Der Europarat hat die Einleitung eines internationalen Sondertribunals zur Untersuchung des Verbrechens der Aggression der Russischen Föderation gegen die Ukraine offiziell genehmigt. Wie „Radio Swoboda“ berichtet, haben sich bereits 36 Staaten dem erweiterten Teilabkommen zur Schaffung des Justizorgans angeschlossen: 34 Mitgliedstaaten des Europarats sowie Australien und Costa Rica. Es wird erwartet, dass sich die Liste der Teilnehmer künftig durch die Einbindung von Staaten aus anderen Weltregionen noch vergrößern wird.

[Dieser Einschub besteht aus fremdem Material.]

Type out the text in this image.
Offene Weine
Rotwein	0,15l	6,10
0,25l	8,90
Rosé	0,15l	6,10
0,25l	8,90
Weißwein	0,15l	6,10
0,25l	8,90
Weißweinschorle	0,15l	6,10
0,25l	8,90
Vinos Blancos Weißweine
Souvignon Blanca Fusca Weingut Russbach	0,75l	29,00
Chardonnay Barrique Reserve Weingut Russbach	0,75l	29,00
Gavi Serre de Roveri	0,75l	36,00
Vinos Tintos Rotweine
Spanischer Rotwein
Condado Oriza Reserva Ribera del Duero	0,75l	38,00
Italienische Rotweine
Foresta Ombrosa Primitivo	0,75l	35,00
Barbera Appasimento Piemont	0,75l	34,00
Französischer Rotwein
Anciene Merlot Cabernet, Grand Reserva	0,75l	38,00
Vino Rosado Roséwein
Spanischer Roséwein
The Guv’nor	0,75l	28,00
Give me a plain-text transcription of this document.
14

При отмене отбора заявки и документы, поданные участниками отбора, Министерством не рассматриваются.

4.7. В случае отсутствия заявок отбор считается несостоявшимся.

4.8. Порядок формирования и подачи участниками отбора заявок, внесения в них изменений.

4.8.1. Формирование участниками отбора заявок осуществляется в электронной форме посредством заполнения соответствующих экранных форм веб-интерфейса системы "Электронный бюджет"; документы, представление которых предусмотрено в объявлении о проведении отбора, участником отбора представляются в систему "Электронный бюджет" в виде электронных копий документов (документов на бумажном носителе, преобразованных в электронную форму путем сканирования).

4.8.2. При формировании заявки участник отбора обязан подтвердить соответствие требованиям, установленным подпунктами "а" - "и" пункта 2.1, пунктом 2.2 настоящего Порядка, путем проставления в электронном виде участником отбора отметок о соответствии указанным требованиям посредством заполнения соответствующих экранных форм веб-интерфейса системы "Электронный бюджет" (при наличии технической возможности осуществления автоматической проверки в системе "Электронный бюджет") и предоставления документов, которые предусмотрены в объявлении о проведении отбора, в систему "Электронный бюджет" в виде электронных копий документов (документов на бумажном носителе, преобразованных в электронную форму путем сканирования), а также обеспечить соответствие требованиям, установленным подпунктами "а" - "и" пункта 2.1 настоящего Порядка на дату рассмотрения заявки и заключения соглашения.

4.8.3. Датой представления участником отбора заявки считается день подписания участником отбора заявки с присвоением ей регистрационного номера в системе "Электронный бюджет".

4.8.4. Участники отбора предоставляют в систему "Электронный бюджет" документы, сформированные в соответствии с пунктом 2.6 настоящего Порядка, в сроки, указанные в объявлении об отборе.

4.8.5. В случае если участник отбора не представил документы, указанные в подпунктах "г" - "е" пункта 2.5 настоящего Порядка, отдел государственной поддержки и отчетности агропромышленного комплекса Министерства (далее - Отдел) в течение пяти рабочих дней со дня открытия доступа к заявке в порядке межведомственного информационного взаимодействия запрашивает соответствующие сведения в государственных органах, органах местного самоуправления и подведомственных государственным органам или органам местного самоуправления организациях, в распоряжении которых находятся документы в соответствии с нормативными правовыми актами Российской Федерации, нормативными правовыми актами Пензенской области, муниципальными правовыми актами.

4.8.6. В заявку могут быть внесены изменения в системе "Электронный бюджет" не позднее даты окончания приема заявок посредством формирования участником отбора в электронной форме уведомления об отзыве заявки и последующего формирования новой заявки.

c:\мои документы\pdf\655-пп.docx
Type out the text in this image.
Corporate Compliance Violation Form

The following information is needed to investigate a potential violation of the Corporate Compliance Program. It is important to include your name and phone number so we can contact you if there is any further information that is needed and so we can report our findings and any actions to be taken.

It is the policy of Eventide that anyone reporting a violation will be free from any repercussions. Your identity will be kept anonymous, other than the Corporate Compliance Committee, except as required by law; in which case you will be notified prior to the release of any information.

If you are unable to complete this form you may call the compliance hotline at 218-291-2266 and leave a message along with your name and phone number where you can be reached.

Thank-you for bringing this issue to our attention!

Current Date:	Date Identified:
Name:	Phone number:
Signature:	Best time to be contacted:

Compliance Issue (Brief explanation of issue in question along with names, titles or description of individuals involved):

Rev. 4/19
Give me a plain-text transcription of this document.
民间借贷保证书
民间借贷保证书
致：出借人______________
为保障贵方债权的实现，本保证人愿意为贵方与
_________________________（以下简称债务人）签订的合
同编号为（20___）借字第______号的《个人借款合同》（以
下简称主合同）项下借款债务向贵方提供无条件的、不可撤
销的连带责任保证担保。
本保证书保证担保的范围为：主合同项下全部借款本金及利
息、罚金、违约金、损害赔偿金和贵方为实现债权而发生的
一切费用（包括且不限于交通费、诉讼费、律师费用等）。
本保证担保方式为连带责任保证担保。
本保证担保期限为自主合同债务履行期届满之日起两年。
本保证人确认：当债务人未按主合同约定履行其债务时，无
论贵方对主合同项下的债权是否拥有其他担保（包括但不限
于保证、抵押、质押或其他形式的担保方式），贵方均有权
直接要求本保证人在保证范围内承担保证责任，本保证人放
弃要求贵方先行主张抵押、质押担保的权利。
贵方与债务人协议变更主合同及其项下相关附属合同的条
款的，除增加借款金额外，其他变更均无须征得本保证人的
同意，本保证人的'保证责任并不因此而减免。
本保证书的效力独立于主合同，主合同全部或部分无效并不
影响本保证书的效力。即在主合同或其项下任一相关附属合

Architektur der Justiz: Befugnisse und Risiken für den Kreml
Der Hauptsitz des Sondertribunals wird in Den Haag (Niederlande) eingerichtet. Dieser Schritt hebt die internationalen Bemühungen, die Führung der RF zur Rechenschaft zu ziehen, auf eine institutionelle Ebene und umgeht die Beschränkungen bestehender Gerichte:
- Überwindung von Immunitätslücken: Der Internationale Strafgerichtshof (IStGH) hat keine Zuständigkeit für das Verbrechen der Aggression gegen die Ukraine, da Russland das Römische Statut nicht ratifiziert hat. Das neue Sondertribunal wird genau geschaffen, um dieses rechtliche Vakuum zu schließen.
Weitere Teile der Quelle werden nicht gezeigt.